Martins's face tightened in mulish stubbornness. Walker was still laughing as he walked out to the waiting carriage. John-taunting was an old sport. Not his favorite, but he'd miss it, in a way.

"Lord," Ohotolarix said in the bright sun outside. "A runner from the palace. Gla has fallen."

"Good news!" Walker said. That was the last rebel stronghold in Boetia, up by Lake Copais. "That leaves Thessaly, and once we've shown them the error of their ways, we're recovered from my late lamented father-in-law's flying leap."

Ohotolarix shuddered slightly. Walker could see his thoughts: The sacrifice of a chief is powerful magic. Too many others had thought so too, and it had set his plans back a year or more. Still, he wasn't in that much of a hurry.

He climbed into the open-sided carriage and signaled the driver. Iron-shod hooves clattered on the stone pavement, and the vehicle pulled away, with six mounted guards on either side. Walker linked his hands behind his head, blinking up into the cloud-speckled sky, humming.

"Oh, Jesus!" Kenneth Hollard said, feeling an almost irresistible impulse to cover his eyes and scream.

Raupasha was riding a horse around the exercise circle of Ur Base; she looked up and waved at him, smiling brightly. He had expected to see her in the saddle, since he'd given orders that she be allowed to train in riding. He hadn't expected to see her taking her retrained chariot pony over the obstacle course. She was laughing as she cantered, collecting the horse with rein and knees. It leaped, and she shifted her weight easily as it came down, leaning back slightly to steady it.

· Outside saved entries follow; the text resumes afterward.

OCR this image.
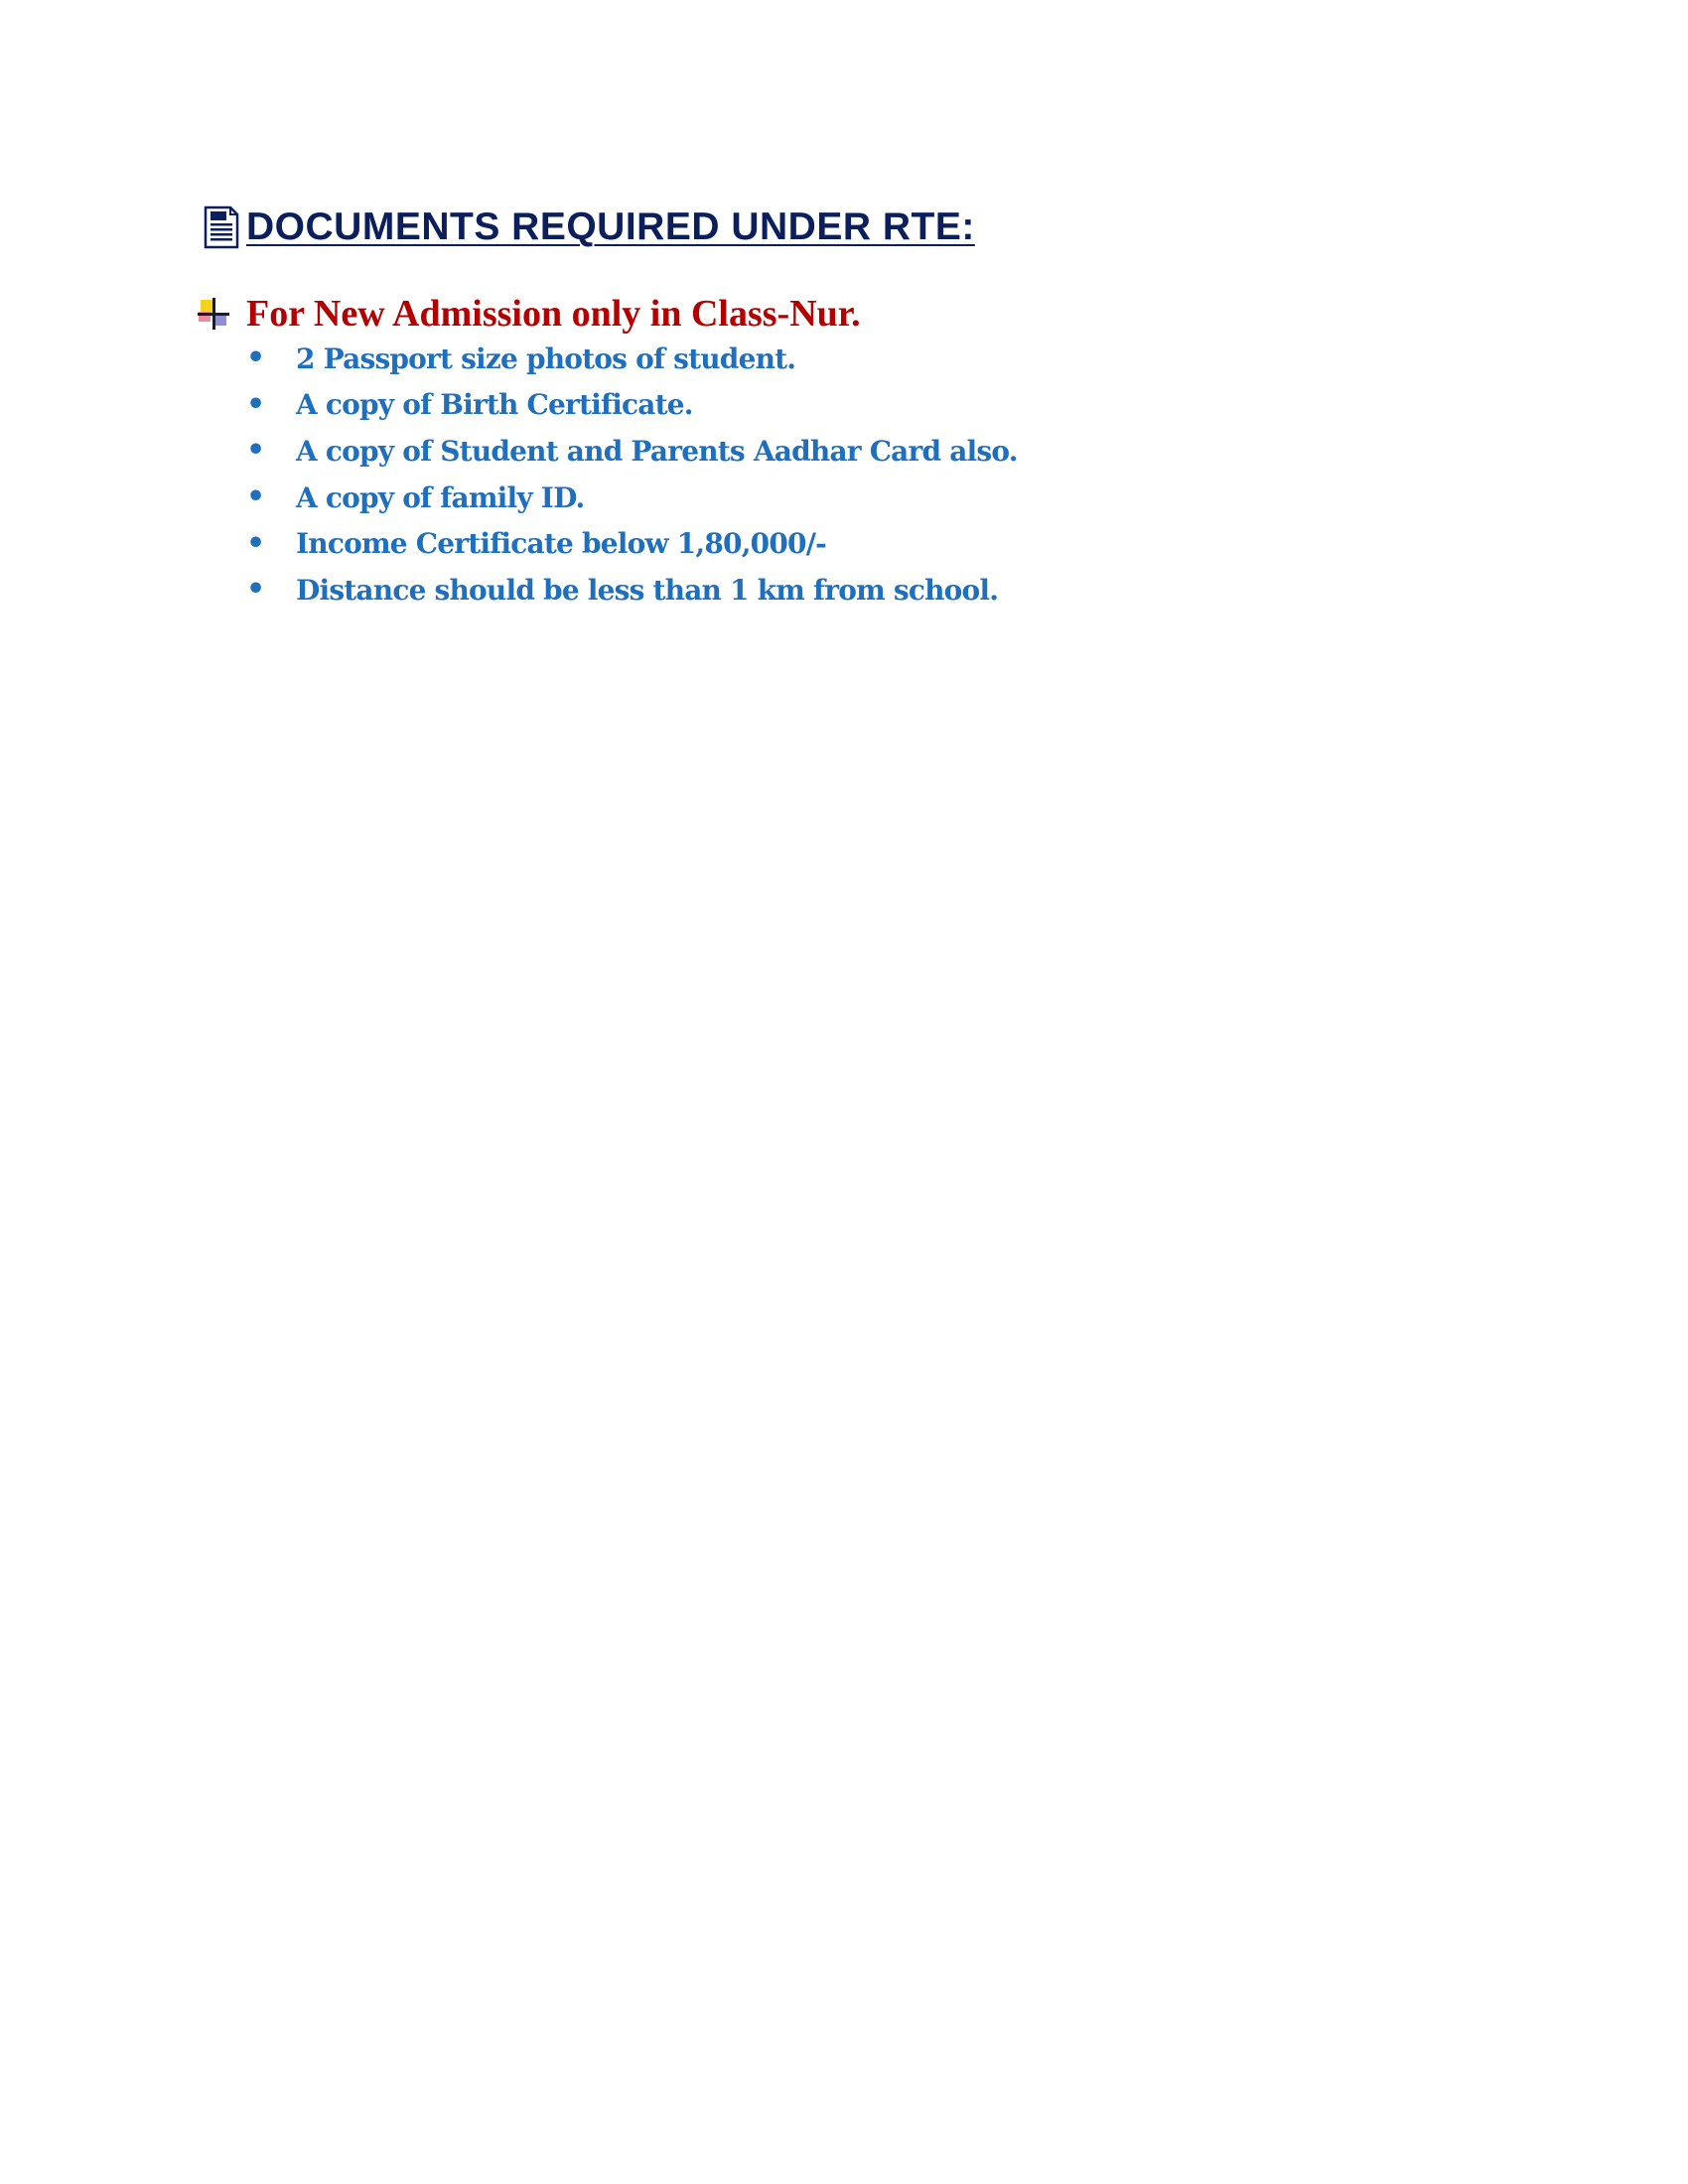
DOCUMENTS REQUIRED UNDER RTE:
For New Admission only in Class-Nur.
•	2 Passport size photos of student.
•	A copy of Birth Certificate.
•	A copy of Student and Parents Aadhar Card also.
•	A copy of family ID.
•	Income Certificate below 1,80,000/-
•	Distance should be less than 1 km from school.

Oh, thank you, Jesus, Hollard thought, breathing again, as visions of falls and broken necks fled. At least she hadn't tried it with her reins knotted and arms crossed, the way officers and scouts had to.

"Lord Kenn'et!" she said, guiding her mount over to the adobe wall that surrounded the practice yard.

A grinning noncom took her bridle. "Not bad, Princess," he said.

The troops were making something of a mascot of her-the news of who'd killed the king of Assyria had spread quickly, and the story of her rescue was suitably romantic. Her looks don't hurt either, he thought. She was wearing Marine khakis, her long black hair was tied back in a ponytail, and her cheeks were flushed with fresh air and exercise.

"How is the princess doing?" he asked the Marine instructor.

"Not bad, sir. Good sense of balance, and she knew horses already."

Raupasha nodded as she swung down from the saddle. "Horses…" A pause while she searched for English words. "Horses part of… family."